Ci attende un futuro da
biscazzieri, insomma, divisi fra trasmissioni le più improbabili, e in preda al
demone del gioco.
E l’ironia della sorte è data dal fatto che se vorremo
vedere, rivedere, far vedere, trasmissioni quali Buonanotte Elvezia, della
Televisione Svizzera Italiana, saremo obbligati a passare al digitale. Pare,
infatti, che nell’orrida dinamica di quell’orrido che è il contesto dei diritti
televisivi su suolo patrio, Roma intenda negare a Berna (sede della televisione
svizzera) il diritto di arrivare sul suolo patrio con il proprio segnale in
analogico.
Il tutto in barba al principio di reciprocità: gli svizzeri, e
non solo i ticinesi, vedono Rai, Mediaset e quant’altro (private locali, di area
insubrica), cuccandosi pure la pubblicità.

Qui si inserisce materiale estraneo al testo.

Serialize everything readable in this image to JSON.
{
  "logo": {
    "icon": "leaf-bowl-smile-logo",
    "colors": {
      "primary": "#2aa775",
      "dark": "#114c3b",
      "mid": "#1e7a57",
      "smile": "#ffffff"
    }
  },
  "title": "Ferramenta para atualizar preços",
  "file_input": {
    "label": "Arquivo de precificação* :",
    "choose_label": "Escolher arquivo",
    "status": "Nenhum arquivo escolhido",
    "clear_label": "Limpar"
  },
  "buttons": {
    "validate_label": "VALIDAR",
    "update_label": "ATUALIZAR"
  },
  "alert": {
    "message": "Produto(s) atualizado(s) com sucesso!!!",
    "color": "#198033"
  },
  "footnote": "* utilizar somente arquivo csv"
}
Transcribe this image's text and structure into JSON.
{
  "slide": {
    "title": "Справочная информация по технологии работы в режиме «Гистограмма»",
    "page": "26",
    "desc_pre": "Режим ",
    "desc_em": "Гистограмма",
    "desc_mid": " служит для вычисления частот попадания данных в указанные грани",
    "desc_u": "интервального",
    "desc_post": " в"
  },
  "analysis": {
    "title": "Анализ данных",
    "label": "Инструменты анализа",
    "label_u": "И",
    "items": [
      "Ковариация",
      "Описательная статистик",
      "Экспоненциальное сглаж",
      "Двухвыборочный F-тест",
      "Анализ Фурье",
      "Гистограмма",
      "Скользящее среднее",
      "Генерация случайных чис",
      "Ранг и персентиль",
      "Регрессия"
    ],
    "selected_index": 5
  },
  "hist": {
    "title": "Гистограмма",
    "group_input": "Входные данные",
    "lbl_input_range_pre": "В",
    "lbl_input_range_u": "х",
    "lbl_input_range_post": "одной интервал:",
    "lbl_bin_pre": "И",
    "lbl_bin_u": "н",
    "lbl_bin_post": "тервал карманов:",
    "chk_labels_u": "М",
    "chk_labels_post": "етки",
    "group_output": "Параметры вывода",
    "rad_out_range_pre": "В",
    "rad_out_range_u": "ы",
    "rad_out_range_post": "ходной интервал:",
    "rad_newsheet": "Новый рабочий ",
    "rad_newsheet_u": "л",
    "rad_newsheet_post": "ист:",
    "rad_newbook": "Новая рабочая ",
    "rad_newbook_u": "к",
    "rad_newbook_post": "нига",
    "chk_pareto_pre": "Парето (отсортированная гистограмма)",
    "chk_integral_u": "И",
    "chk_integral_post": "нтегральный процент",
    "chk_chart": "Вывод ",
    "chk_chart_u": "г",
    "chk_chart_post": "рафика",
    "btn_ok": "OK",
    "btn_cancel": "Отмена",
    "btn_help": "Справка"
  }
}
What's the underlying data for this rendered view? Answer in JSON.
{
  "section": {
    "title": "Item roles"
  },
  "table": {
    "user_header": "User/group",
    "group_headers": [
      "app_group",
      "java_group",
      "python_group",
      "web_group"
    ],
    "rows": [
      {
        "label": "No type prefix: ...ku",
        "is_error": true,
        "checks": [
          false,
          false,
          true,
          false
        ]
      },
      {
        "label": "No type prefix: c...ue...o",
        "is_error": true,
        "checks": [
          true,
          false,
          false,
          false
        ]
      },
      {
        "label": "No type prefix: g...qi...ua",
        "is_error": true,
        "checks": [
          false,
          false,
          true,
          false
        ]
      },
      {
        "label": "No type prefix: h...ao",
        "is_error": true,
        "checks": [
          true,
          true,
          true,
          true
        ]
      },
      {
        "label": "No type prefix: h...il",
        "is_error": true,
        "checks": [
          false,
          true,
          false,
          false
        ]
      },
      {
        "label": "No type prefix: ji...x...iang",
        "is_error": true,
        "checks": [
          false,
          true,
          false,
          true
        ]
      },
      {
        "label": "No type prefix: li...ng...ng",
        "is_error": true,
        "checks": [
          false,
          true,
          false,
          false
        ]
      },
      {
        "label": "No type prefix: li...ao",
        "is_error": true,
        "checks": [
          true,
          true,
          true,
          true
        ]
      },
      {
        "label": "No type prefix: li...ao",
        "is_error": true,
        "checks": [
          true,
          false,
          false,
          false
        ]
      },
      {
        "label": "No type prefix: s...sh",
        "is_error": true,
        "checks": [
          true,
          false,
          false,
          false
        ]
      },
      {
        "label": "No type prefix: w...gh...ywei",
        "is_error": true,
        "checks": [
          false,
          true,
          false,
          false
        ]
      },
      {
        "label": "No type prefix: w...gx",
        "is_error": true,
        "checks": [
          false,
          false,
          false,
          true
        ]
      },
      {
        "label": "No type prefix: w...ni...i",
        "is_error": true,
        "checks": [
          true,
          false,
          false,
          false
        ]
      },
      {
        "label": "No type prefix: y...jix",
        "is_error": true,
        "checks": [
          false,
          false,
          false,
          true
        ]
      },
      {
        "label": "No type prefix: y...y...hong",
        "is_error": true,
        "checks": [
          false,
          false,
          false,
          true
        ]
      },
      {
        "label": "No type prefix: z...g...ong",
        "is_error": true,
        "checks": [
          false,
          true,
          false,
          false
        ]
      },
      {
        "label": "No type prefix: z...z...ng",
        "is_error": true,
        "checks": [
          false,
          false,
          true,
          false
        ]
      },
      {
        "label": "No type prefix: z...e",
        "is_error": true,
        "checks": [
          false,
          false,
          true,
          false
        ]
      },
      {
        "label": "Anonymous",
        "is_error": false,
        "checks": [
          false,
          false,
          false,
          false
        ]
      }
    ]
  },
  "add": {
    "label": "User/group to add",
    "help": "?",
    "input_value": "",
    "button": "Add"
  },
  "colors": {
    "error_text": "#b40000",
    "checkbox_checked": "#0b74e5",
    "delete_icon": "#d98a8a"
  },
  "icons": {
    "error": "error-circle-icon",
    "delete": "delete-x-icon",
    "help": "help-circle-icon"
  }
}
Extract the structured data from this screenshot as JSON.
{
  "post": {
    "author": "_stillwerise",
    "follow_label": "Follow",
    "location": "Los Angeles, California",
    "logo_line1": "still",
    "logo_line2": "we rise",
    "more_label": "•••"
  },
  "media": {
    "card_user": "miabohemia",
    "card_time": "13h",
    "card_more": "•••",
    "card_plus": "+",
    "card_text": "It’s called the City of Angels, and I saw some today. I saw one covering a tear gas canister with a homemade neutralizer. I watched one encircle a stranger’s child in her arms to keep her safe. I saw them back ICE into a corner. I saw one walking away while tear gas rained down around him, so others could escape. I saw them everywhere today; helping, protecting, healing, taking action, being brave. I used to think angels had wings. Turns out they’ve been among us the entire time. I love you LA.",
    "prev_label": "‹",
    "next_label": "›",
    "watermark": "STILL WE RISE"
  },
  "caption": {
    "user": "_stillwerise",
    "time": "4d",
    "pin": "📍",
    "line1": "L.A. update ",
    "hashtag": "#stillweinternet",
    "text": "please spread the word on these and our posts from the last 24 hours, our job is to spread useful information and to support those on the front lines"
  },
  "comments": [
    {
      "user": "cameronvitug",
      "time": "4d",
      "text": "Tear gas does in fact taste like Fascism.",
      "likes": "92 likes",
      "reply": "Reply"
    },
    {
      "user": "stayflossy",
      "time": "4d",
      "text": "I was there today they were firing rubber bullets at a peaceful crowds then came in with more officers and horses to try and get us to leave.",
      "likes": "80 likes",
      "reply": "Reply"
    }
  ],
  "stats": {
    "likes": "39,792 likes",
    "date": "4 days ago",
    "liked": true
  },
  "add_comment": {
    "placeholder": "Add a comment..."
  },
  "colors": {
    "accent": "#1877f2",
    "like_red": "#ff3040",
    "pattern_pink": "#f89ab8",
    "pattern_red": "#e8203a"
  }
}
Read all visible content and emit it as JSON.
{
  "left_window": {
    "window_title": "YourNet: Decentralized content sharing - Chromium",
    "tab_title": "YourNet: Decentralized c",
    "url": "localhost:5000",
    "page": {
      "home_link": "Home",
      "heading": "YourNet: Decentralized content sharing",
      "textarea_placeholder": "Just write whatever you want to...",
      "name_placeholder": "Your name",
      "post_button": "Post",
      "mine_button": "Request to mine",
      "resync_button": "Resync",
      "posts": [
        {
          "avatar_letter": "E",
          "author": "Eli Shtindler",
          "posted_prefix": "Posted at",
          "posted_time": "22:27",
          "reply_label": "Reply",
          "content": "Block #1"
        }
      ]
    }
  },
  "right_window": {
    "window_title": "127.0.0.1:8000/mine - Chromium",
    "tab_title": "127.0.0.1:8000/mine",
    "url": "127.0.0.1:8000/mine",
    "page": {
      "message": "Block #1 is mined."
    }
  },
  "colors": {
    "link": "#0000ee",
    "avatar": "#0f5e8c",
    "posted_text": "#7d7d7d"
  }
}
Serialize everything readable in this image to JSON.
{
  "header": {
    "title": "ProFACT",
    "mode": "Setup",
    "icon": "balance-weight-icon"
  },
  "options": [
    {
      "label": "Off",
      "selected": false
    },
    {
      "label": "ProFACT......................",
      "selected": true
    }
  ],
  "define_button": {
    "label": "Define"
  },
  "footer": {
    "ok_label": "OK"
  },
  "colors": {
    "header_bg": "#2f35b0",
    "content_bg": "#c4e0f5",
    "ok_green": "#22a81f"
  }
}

Ora è chiaro che qui c’è qualcosa
che non va, e che osta pure il principio costituzionale della libertà di
circolazione delle idee.
Si perché dalla Tsi arrivano idee.
Noi diamo
pubblicità, loro ci danno idee.
Non va bene, dicunt: le idee, se le vuoi, te
le devi conquistare fra una scommessa e un giochino scaricato tramite decoder,
se ancora hai voglia di averle.
E’ anche così che ci fanno rimpiangere
persone come Grytzko Mascioni, ideatore di quel programma (nel 1976, allora non
si chiamavano ancora serial, né fiction, ma era quella roba lì) che narrava le
vicende di una ragazza svizzera sulle orme di Goethe alla scoperta dell’Italia
accompagnata dall’immancabile paisà (un Gianni Cajafa nel pieno del proprio
fulgore artistico).
Di sicuro quell’Italia che ci piaceva e che non c’è più.
Mascioni e Cajafa non ci sono più.
Ma forse non ci saremo più nemmeno noi,
se non altro come spettatori in grado di essere chiamati tali.
Si accettano
scommesse (tramite decoder digitale terrestre).